R. – Anche nei messaggi recenti del Santo Padre
ci sono molti richiami alla necessità di una riconversione dell’economia, che diventi
effettivamente al servizio dell’uomo, che produca benessere. Ormai, le economie dei
Paesi industrializzati in gran parte sono economie del danno. Il grande economista
Hermann Daly, per esempio, ha valutato che nell’economia americana, i due terzi del
prodotto lordo consistono in attività di riparazione dei danni causati dal restante
terzo del prodotto lordo, quindi il disinquinamento, la cura di malattie indotte dall’inquinamento,
danni relativi ai cambiamenti climatici e via dicendo. Dobbiamo ridiventare un’economia
del benessere, soprattutto un’economia più equa perché fermandoci ai cambiamenti climatici
e quindi ai consumi energetici, non è possibile che il mondo possa funzionare come
nei Paesi industrializzati. In questi Paesi, i consumi sono di circa 5 tonnellate
pro capite di petrolio, mentre il resto del mondo, gli altri 5 miliardi e oltre di
abitanti hanno a disposizione soltanto una tonnellata equivalente di petrolio.
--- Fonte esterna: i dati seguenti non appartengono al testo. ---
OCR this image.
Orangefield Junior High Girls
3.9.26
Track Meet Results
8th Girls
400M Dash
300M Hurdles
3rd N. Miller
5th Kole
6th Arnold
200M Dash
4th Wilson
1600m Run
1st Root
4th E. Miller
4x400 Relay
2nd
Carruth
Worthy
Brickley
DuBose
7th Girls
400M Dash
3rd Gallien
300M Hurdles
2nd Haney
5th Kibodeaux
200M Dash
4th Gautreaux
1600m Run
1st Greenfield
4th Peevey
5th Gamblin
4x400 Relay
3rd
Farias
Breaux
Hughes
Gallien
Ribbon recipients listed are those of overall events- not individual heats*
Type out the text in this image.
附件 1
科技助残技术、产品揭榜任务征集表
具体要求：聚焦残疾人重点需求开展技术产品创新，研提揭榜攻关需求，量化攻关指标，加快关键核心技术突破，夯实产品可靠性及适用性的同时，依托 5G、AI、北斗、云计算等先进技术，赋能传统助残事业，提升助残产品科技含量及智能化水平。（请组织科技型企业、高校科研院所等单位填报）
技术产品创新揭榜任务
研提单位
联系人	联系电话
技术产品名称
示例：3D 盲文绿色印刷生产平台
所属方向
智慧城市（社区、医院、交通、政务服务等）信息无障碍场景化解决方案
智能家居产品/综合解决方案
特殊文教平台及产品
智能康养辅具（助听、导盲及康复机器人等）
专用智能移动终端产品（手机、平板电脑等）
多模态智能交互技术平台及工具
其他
Quindi,
se questo è il modello, vuol dire che nel 2050 avremo bisogno di una quantità esorbitante
di energia che, effettivamente, non sappiamo dove trovare sul nostro pianeta ...
D.
– Guardando all’Italia, oggi viene celebrata per il quarto anno l’iniziativa “Mi illumino
di meno”, lanciata dalla trasmissione Caterpillar di Radio RAI…
R.
– Dobbiamo prendere questa sfida, simbolica, come questa campagna “Mi illumino di
meno”, come una sfida importante. L’unica strada perché tutta l’umanità progredisca
è che ci si attesti su un livello più basso di consumi. Produrre benessere consumando
di meno: noi dobbiamo dimezzare i nostri consumi di risorse per consentire al resto
del mondo di raggiungere un livello minimo di benessere.